Prior terminating isolation each patient with single negative RT-PCR or antigen test should be examined with a LUS and, when the examination proves to be abnormal, considered as SARS-CoV2 positive, until an additional RT-PCR test result confirms otherwise. In this case, all personal protection equipment and hospital internal procedures should be implemented in order to maintain the safety of medical staff. In contrast, every patient with single negative RT-PCR test, fully aerated lungs and no previously discussed symptoms may be considered as at neglectable risk and treated with standard care. It is also important that the LUS score can be used to assess disease progression, indicating the need for CT scanning. Using LUS, it is possible to reduce the number of chest X-rays and CT scans during this pandemic, which reduces radiological exposure, improves patient care efficiency and increases the availability of diagnostic tests (29). LUS is also a powerful tool in adjusting mechanical ventilation and can be used for non-invasive real-time monitoring of lung recruitment, which is a dynamic process. It allows detecting the actual opening and closing pressures of lungs, which in severe ARDS are an extremely heterogeneous organ. Thus, ultrasound can guide the way of an open-lung strategy, making it a goal-directed therapy (30). Finally, our assertion was partially confirmed by Volpicelli et al. who have shown that combining LUS with clinical presentation can be helpful in identifying patients with or without COVID-19 (31).
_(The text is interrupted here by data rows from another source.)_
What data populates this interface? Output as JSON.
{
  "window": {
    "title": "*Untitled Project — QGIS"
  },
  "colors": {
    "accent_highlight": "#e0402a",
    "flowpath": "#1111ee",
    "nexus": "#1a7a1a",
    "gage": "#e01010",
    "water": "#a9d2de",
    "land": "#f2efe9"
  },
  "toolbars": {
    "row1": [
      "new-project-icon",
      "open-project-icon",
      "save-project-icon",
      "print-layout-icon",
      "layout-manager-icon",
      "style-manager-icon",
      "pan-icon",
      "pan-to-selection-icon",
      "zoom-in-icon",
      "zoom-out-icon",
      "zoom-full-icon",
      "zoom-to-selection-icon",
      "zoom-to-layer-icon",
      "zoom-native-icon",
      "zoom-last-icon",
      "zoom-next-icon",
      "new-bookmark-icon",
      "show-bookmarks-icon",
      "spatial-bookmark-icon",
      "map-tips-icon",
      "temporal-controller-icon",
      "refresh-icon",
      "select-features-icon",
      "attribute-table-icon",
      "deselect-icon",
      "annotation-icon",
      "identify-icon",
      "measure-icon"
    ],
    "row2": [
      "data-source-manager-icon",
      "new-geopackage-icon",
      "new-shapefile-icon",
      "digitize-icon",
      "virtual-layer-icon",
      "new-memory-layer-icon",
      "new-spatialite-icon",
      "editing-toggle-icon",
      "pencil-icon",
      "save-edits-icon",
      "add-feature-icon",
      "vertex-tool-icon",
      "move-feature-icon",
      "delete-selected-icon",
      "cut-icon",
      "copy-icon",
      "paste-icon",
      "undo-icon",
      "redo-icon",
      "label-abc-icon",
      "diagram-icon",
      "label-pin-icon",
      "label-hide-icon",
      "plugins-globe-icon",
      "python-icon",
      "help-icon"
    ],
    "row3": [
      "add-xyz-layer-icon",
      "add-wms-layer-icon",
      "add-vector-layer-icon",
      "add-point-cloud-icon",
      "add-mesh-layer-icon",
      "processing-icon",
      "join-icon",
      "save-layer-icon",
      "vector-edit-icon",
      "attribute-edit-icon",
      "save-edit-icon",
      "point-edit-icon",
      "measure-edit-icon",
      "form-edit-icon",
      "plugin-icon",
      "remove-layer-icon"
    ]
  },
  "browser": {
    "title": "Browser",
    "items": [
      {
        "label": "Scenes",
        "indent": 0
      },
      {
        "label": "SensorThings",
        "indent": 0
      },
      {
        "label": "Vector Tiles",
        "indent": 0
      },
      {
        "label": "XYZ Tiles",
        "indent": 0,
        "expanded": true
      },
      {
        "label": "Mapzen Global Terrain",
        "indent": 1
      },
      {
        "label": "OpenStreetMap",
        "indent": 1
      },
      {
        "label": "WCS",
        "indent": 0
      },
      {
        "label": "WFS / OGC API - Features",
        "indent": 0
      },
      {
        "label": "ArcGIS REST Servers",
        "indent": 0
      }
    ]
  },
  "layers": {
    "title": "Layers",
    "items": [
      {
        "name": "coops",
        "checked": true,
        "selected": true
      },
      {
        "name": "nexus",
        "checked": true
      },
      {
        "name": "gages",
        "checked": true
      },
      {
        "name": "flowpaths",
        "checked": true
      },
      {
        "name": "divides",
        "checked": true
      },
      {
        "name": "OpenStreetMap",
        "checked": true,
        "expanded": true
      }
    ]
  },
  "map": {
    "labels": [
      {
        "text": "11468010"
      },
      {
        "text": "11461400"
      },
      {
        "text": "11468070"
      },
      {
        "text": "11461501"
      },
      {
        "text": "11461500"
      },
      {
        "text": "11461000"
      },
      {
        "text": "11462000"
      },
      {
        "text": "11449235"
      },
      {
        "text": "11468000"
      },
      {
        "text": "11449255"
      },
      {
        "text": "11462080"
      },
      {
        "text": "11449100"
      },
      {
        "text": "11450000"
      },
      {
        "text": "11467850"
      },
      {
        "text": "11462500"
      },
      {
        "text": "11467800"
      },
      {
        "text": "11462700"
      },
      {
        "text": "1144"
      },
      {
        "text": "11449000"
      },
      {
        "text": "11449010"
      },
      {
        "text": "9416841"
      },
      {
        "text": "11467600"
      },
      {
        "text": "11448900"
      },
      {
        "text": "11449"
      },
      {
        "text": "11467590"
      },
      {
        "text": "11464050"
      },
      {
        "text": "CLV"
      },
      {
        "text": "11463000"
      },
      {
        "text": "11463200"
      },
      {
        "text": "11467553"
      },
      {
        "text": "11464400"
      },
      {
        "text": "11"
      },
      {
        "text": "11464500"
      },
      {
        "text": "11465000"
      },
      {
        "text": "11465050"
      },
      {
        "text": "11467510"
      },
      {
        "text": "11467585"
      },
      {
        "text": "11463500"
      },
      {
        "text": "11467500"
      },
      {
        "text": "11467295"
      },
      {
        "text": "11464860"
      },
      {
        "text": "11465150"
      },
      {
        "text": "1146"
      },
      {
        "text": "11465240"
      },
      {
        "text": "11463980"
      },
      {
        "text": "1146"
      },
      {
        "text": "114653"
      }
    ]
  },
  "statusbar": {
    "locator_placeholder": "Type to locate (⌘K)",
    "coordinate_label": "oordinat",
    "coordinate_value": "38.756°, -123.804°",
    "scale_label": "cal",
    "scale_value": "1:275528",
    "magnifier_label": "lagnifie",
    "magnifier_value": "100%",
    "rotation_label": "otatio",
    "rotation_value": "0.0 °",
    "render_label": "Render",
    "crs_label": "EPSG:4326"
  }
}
LUS seems to be one of the most assessable, easy to implement and resource saving tools, which may be practically included into safety protocols in order to improve patient and healthcare providers safety in the current COVID-19 pandemic. Both patients treated by the EMS and in-hospital patients should be evaluated with LUS for the risk of severe ARDS and possible complications.
Provenance and Peer Review: This article was commissioned by the editorial office, Journal of Thoracic Disease. The article has undergone external peer review.